Zwanzig Minuten vor sechs Uhr in der Frühe betrete ich heute die Straße. Ich hab wider Erwarten gut geschlafen, obwohl ich wegen des großen Schlafsaals mit vierzig Leuten in einem Raum die größten Bedenken hatte. Meine Ängste zerstreuen sich häufig auf diese Weise. Ich scheine mir wirklich dauernd Sorgen wegen nichts zu machen.
Bei etwa vier Grad Celsius fegt ein eiskalter Wind über die Meseta. Nach wenigen Metern muss ich Halt machen, um eine lange Hose, Fliess-Pullover und Jacke anzuziehen. Es ist bitter kalt.

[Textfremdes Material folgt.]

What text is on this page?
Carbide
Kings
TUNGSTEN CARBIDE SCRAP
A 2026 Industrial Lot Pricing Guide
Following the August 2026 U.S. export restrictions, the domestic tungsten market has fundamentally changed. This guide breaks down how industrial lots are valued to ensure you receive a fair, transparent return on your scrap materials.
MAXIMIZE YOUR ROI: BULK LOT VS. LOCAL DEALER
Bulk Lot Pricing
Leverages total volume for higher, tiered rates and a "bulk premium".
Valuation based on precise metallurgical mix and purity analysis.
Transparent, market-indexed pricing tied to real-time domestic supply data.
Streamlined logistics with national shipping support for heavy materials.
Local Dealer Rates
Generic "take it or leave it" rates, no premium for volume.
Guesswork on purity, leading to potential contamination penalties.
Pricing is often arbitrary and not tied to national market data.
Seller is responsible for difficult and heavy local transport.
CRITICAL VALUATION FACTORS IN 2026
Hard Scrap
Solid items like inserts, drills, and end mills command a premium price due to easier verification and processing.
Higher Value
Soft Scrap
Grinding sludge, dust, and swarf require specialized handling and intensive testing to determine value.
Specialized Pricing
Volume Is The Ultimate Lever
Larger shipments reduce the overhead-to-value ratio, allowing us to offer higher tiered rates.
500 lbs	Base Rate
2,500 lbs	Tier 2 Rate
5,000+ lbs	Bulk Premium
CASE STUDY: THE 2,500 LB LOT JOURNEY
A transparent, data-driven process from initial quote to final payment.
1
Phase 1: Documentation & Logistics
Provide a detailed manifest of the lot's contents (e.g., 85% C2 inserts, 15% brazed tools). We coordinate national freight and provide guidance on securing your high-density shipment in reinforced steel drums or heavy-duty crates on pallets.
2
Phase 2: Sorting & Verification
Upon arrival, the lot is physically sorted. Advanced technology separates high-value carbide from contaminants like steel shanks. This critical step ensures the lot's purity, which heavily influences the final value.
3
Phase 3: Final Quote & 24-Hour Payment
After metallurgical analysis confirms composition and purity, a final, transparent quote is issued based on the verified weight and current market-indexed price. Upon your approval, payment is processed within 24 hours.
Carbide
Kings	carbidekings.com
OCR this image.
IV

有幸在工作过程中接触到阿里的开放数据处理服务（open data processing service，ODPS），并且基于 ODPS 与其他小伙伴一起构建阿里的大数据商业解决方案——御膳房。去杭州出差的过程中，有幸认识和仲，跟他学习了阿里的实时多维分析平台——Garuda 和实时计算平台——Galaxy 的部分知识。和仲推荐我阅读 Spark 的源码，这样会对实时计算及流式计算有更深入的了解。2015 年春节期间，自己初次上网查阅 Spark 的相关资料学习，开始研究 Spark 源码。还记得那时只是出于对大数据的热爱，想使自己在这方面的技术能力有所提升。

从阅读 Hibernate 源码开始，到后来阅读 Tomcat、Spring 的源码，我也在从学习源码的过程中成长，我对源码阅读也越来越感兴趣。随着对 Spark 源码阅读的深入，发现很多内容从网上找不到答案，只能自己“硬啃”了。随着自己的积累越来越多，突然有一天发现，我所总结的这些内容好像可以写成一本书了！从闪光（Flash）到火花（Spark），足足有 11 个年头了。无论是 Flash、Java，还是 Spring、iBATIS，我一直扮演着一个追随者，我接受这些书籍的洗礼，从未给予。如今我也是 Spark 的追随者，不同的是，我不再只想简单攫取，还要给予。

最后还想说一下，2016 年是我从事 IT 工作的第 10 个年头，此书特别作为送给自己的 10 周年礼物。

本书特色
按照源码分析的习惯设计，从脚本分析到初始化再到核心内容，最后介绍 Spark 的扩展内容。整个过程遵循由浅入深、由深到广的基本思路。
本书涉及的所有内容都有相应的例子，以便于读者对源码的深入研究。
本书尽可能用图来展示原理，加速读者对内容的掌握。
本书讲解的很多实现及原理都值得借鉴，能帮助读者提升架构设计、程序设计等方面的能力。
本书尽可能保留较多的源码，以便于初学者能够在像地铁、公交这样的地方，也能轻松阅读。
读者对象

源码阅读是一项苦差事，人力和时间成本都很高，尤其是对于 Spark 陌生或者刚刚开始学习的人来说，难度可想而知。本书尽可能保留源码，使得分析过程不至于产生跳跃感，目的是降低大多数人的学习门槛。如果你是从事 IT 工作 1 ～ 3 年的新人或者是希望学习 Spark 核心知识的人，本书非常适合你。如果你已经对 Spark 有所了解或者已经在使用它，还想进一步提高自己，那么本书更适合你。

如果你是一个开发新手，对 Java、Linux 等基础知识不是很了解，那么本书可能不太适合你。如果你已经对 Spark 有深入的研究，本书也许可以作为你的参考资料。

Die Strecke über Ledigos, Terradillos de Templarios, Moratinos, San Nicolás, Sahagún nach Berciano del Real Camino ist wieder sehr eintönig. Der Weg führt über flaches Land immer neben der Straße entlang, wenngleich mir selten ein Auto begegnet. Heute habe ich einen Blick für Abwechslungen und Zeichen, die mir der Weg gibt. Ich bewundere die Vorratsspeicher, die von Menschen in der heißen Hochebene schon vor langer Zeit angelegt worden sind, und bin beeindruckt von den Lehmbauten, die den Ortschaften ihre sonnengelbe Färbung verleihen.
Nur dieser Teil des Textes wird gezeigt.